Dicken hizo un gesto.

—Me conoces lo suficiente como para no pensar tal cosa, Mark.

—A veces no tengo ni la más mínima idea de cómo consigues tan buenos resultados.

—No había terminado el trabajo. Me hiciste volver y dijiste que teníamos algo consistente.

—Dios sabe que me he equivocado antes —dijo Augustine.

—No creo que estés equivocado. Probablemente esto es sólo el principio. Pronto tendremos más datos.

—¿Es lo que te dice tu instinto?

Dicken asintió.

Mark frunció el ceño y juntó las manos sobre la mesa.

—¿Recuerdas lo que sucedió en 1963?

—Sólo era un bebé entonces, señor. Pero he oído hablar de ello. Malaria.

—Yo tenía siete años. El Congreso cerró el grifo a toda la financiación para la eliminación de enfermedades causadas por insectos, incluida la malaria. La decisión más estúpida en toda la historia de la epidemiología. Millones de muertos por todo el mundo, nuevas cepas más resistentes... un desastre.

—De todas formas, el DDT no hubiese funcionado mucho tiempo más, señor.

—¿Quién sabe? —Augustine levantó dos dedos—. Los humanos se comportan como niños, saltando de una pasión a otra. De repente, la salud mundial ya no está de moda. Tal vez hemos exagerado el problema. Empezamos a no hacer caso de la muerte de los bosques tropicales, el calentamiento global todavía está más templado que hirviente. No ha habido ninguna plaga devastadora a escala mundial, y el norteamericano medio nunca se sintió realmente culpable por todo el asunto del Tercer Mundo. La gente se está cansando del Apocalipsis. Christopher, si en nuestro campo no surge pronto una crisis que se pueda justificar políticamente, nos aplastarán en el Congreso, y podría volver a suceder lo de 1963.

—Lo entiendo, señor.

Augustine expiró ruidosamente por la nariz y alzó los ojos para mirar las hileras de luces fluorescentes del techo.

—La DSS opina que nuestra manzana está todavía demasiado verde para ponerla sobre la mesa del presidente. Así que sufre una oportuna migraña. Ha aplazado la reunión de esta tarde para la semana próxima.

Dicken reprimió una sonrisa. La imagen de la directora de Salud fingiendo una jaqueca era impagable.

Augustine fijó la mirada en Dicken.

—Está bien, hueles algo, ve a por ello. Comprueba los registros de abortos en los hospitales de Estados Unidos durante el último año. Amenaza a Turquía y a Georgia con denunciarles ante la Organización Mundial de la Salud. Diles que les acusaremos de romper los tratados de cooperación. Te apoyaré. Descubre quién ha ido a Oriente próximo y Europa y ha vuelto con SHEVA y tal vez sufrido uno o dos abortos. Tenemos una semana, y si no es en ti y en un SHEVA más mortífero, tendré que apoyarme en una espiroqueta desconocida que afecta a unos cuantos pastores de Afganistán... que mantienen relaciones con ovejas. —Augustine fingió temor—. Sálvame, Christopher.

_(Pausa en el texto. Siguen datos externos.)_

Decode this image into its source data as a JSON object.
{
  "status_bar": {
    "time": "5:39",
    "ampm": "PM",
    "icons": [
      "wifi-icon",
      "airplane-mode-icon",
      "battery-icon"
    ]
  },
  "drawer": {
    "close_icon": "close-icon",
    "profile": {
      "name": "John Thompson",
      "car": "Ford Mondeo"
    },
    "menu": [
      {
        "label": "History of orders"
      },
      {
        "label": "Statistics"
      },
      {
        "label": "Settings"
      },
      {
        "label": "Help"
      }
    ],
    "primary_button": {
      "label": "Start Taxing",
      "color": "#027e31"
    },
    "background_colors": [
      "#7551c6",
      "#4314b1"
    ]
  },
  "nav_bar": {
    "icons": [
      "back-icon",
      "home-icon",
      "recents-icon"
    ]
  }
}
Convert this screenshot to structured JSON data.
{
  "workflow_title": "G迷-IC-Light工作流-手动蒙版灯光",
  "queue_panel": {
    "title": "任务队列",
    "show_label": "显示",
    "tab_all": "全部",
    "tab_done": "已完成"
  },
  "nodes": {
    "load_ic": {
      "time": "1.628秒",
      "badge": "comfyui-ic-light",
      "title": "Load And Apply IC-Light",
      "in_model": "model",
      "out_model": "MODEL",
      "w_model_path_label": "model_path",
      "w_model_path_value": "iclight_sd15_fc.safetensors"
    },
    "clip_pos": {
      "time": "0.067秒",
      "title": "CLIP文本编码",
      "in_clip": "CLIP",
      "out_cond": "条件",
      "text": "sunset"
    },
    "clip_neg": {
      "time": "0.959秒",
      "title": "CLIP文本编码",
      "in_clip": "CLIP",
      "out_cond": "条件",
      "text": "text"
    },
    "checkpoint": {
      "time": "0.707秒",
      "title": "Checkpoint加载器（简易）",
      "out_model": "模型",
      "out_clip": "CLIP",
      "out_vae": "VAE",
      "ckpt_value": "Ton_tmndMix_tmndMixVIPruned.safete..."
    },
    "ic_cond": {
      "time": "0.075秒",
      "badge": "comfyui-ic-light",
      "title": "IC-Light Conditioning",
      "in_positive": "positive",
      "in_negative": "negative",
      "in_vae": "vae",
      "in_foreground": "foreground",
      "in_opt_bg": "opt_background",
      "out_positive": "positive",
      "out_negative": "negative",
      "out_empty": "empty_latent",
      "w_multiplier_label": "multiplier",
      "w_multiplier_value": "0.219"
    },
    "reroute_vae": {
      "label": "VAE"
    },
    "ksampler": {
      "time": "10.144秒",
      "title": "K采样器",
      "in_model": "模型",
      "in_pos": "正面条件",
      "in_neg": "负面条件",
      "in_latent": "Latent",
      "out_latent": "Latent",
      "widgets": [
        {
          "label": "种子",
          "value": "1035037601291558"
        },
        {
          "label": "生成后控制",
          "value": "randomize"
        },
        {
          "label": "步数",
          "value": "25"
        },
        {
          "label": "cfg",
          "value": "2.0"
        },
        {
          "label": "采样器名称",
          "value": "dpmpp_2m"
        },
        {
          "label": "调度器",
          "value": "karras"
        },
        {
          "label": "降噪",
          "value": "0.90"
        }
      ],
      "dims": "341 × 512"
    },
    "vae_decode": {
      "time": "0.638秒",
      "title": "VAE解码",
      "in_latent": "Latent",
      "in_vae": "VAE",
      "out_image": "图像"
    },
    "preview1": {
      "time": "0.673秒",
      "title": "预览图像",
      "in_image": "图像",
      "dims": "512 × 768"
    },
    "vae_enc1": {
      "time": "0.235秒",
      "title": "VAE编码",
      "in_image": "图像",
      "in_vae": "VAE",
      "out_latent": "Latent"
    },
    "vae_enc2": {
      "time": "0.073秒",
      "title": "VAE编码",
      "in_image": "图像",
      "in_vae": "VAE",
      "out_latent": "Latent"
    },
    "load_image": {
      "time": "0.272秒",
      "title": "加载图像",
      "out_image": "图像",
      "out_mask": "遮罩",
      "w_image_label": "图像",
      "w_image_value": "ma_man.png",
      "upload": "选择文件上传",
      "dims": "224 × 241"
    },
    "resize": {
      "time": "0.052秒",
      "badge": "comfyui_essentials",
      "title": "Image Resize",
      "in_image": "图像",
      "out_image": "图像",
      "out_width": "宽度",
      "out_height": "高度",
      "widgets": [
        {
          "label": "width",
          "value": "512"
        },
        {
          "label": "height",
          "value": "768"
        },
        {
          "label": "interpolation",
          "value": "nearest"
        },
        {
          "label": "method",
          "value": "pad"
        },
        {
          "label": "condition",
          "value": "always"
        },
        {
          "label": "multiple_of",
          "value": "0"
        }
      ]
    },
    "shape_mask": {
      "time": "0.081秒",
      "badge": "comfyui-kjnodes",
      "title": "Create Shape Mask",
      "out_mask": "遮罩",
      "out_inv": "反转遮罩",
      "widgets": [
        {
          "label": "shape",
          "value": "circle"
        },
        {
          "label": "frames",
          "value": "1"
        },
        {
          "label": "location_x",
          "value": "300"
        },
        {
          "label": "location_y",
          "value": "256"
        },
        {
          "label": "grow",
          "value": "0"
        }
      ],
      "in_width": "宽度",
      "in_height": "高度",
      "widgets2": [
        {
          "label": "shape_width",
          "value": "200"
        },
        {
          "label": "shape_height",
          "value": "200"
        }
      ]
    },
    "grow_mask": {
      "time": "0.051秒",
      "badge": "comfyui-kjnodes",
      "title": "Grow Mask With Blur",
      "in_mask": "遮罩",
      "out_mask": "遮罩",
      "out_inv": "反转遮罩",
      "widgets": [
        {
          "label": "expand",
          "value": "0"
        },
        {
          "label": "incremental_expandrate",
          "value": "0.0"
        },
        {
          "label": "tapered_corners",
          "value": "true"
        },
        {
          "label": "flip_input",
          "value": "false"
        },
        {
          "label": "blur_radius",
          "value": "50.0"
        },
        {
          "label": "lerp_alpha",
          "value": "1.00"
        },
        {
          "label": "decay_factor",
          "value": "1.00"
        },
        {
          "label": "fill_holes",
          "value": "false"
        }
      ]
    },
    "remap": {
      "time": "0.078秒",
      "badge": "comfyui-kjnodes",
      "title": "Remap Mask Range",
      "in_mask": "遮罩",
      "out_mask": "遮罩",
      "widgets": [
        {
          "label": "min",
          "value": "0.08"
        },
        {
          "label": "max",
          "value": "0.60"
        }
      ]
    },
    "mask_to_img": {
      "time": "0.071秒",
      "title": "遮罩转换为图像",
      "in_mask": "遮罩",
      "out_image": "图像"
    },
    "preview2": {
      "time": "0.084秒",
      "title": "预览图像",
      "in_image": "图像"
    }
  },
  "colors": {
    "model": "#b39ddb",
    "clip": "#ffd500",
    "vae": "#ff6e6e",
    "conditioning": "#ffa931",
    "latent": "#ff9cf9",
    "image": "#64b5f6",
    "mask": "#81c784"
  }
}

13. Cambridge, Massachussets

Kaye estaba exhausta. Se sentía como una reina, durante la última semana la habían tratado con el respeto y la adoración amistosa con que los científicos saludan a aquel a quien, después de ciertas adversidades, se le ha reconocido el haber sabido ver más lejos. No había sufrido el tipo de críticas e injusticias que otros en el campo de la biología habían experimentado durante los últimos ciento cincuenta años, desde luego nada como lo que su héroe, Charles Darwin, había tenido que afrontar. Ni siquiera como lo que Lynn Margulis había tenido que aguantar con la teoría de las células eucariotas. Pero sí había tenido sus problemillas...

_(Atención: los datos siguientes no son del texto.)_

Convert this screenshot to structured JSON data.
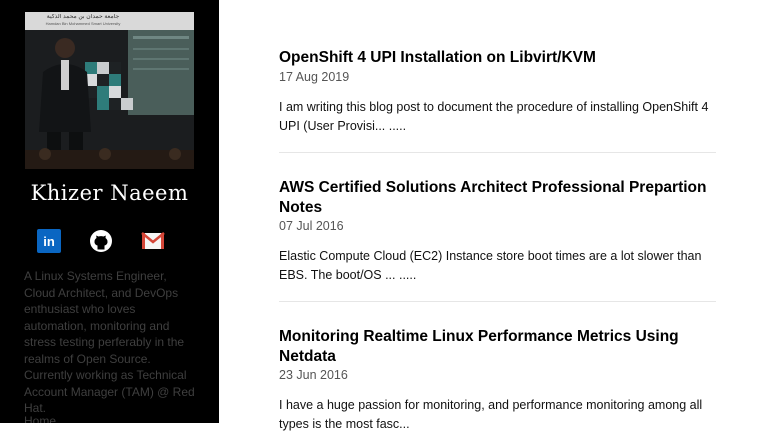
{
  "site": {
    "author_name": "Khizer Naeem",
    "avatar_banner_text": "جامعة حمدان بن محمد الذكية",
    "avatar_banner_subtext": "Hamdan Bin Mohammed Smart University"
  },
  "social": [
    {
      "name": "linkedin",
      "label": "in",
      "color": "#0a66c2"
    },
    {
      "name": "github",
      "color": "#ffffff"
    },
    {
      "name": "gmail",
      "color": "#d44638"
    }
  ],
  "bio": {
    "line1": "A Linux Systems Engineer, Cloud Architect, and DevOps enthusiast who loves automation, monitoring and stress testing perferably in the realms of Open Source.",
    "line2": "Currently working as Technical Account Manager (TAM) @ Red Hat."
  },
  "nav": {
    "home": "Home"
  },
  "posts": [
    {
      "title": "OpenShift 4 UPI Installation on Libvirt/KVM",
      "date": "17 Aug 2019",
      "excerpt": "I am writing this blog post to document the procedure of installing OpenShift 4 UPI (User Provisi... ....."
    },
    {
      "title": "AWS Certified Solutions Architect Professional Prepartion Notes",
      "date": "07 Jul 2016",
      "excerpt": "Elastic Compute Cloud (EC2) Instance store boot times are a lot slower than EBS. The boot/OS ... ....."
    },
    {
      "title": "Monitoring Realtime Linux Performance Metrics Using Netdata",
      "date": "23 Jun 2016",
      "excerpt": "I have a huge passion for monitoring, and performance monitoring among all types is the most fasc..."
    }
  ]
}
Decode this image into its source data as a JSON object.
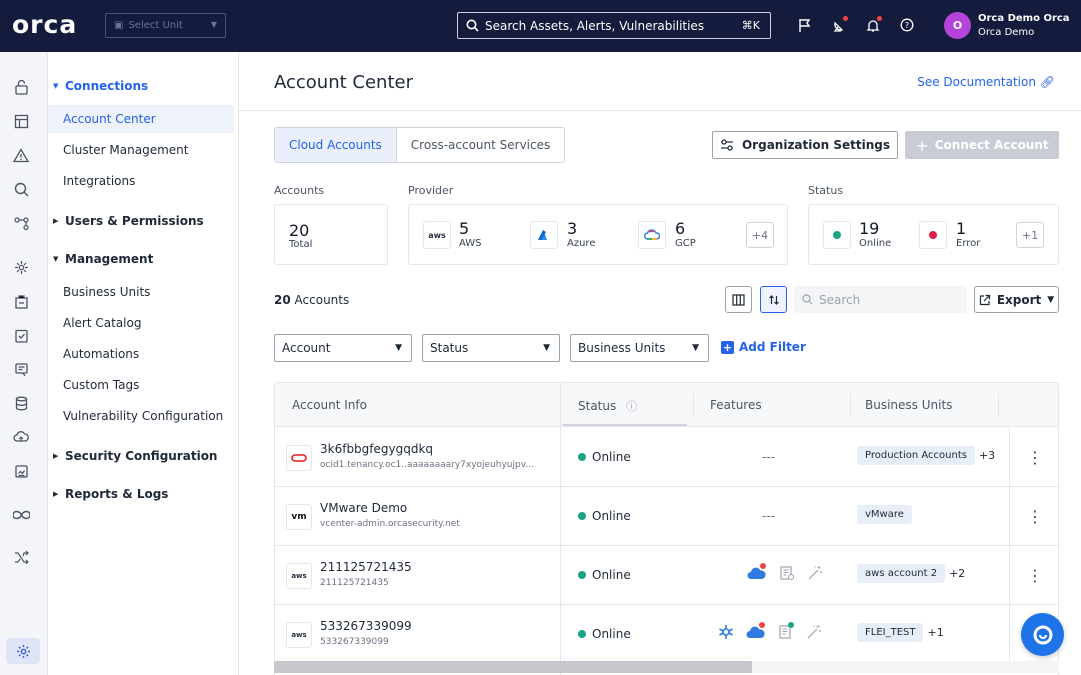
{
  "topbar": {
    "logo": "orca",
    "unit_select_placeholder": "Select Unit",
    "search_placeholder": "Search Assets, Alerts, Vulnerabilities",
    "search_shortcut": "⌘K",
    "avatar_initial": "O",
    "user_name": "Orca Demo Orca",
    "user_org": "Orca Demo"
  },
  "nav": {
    "connections": "Connections",
    "account_center": "Account Center",
    "cluster_management": "Cluster Management",
    "integrations": "Integrations",
    "users_permissions": "Users & Permissions",
    "management": "Management",
    "business_units": "Business Units",
    "alert_catalog": "Alert Catalog",
    "automations": "Automations",
    "custom_tags": "Custom Tags",
    "vulnerability_configuration": "Vulnerability Configuration",
    "security_configuration": "Security Configuration",
    "reports_logs": "Reports & Logs"
  },
  "page": {
    "title": "Account Center",
    "doc_link": "See Documentation"
  },
  "tabs": {
    "cloud_accounts": "Cloud Accounts",
    "cross_account": "Cross-account Services"
  },
  "buttons": {
    "org_settings": "Organization Settings",
    "connect_account": "Connect Account",
    "export": "Export",
    "add_filter": "Add Filter"
  },
  "stats": {
    "accounts_label": "Accounts",
    "provider_label": "Provider",
    "status_label": "Status",
    "total_num": "20",
    "total_label": "Total",
    "aws_num": "5",
    "aws_label": "AWS",
    "azure_num": "3",
    "azure_label": "Azure",
    "gcp_num": "6",
    "gcp_label": "GCP",
    "provider_more": "+4",
    "online_num": "19",
    "online_label": "Online",
    "error_num": "1",
    "error_label": "Error",
    "status_more": "+1"
  },
  "table_tools": {
    "count_num": "20",
    "count_label": "Accounts",
    "search_placeholder": "Search"
  },
  "filters": {
    "account": "Account",
    "status": "Status",
    "business_units": "Business Units"
  },
  "table": {
    "headers": {
      "account_info": "Account Info",
      "status": "Status",
      "features": "Features",
      "business_units": "Business Units"
    },
    "rows": [
      {
        "name": "3k6fbbgfegygqdkq",
        "id": "ocid1.tenancy.oc1..aaaaaaaary7xyojeuhyujpv...",
        "status": "Online",
        "features": "---",
        "bu": "Production Accounts",
        "bu_more": "+3"
      },
      {
        "name": "VMware Demo",
        "id": "vcenter-admin.orcasecurity.net",
        "status": "Online",
        "features": "---",
        "bu": "vMware",
        "bu_more": ""
      },
      {
        "name": "211125721435",
        "id": "211125721435",
        "status": "Online",
        "features": "",
        "bu": "aws account 2",
        "bu_more": "+2"
      },
      {
        "name": "533267339099",
        "id": "533267339099",
        "status": "Online",
        "features": "",
        "bu": "FLEI_TEST",
        "bu_more": "+1"
      }
    ]
  },
  "colors": {
    "accent": "#2563eb",
    "topbar": "#141b3d",
    "online": "#1aa386",
    "error": "#e11d48"
  }
}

Cartas escépticas e irritadas en las revistas, de los genetistas más conservadores, convencidos de que estaba persiguiendo una quimera; comentarios durante los congresos, de hombres sonrientes y paternalistas y mujeres convencidas de que estaban más cerca de un descubrimiento importante... Más arriba en la escalera del éxito, más cerca del pódium del Conocimiento y del Reconocimiento.

A Kaye no le importaba. Eso era la ciencia, demasiado humana y era mejor que fuese así. Pero entonces había surgido la pelea personal de Saul con el editor de
Cell
, torpedeando cualquier posibilidad que pudiese haber tenido de publicar allí. En vez de eso, había acudido a
Virology
, una buena revista, pero un peldaño más abajo. Nunca había conseguido llegar hasta
Science
o
Nature
. Había ascendido un buen tramo, y luego se había atascado.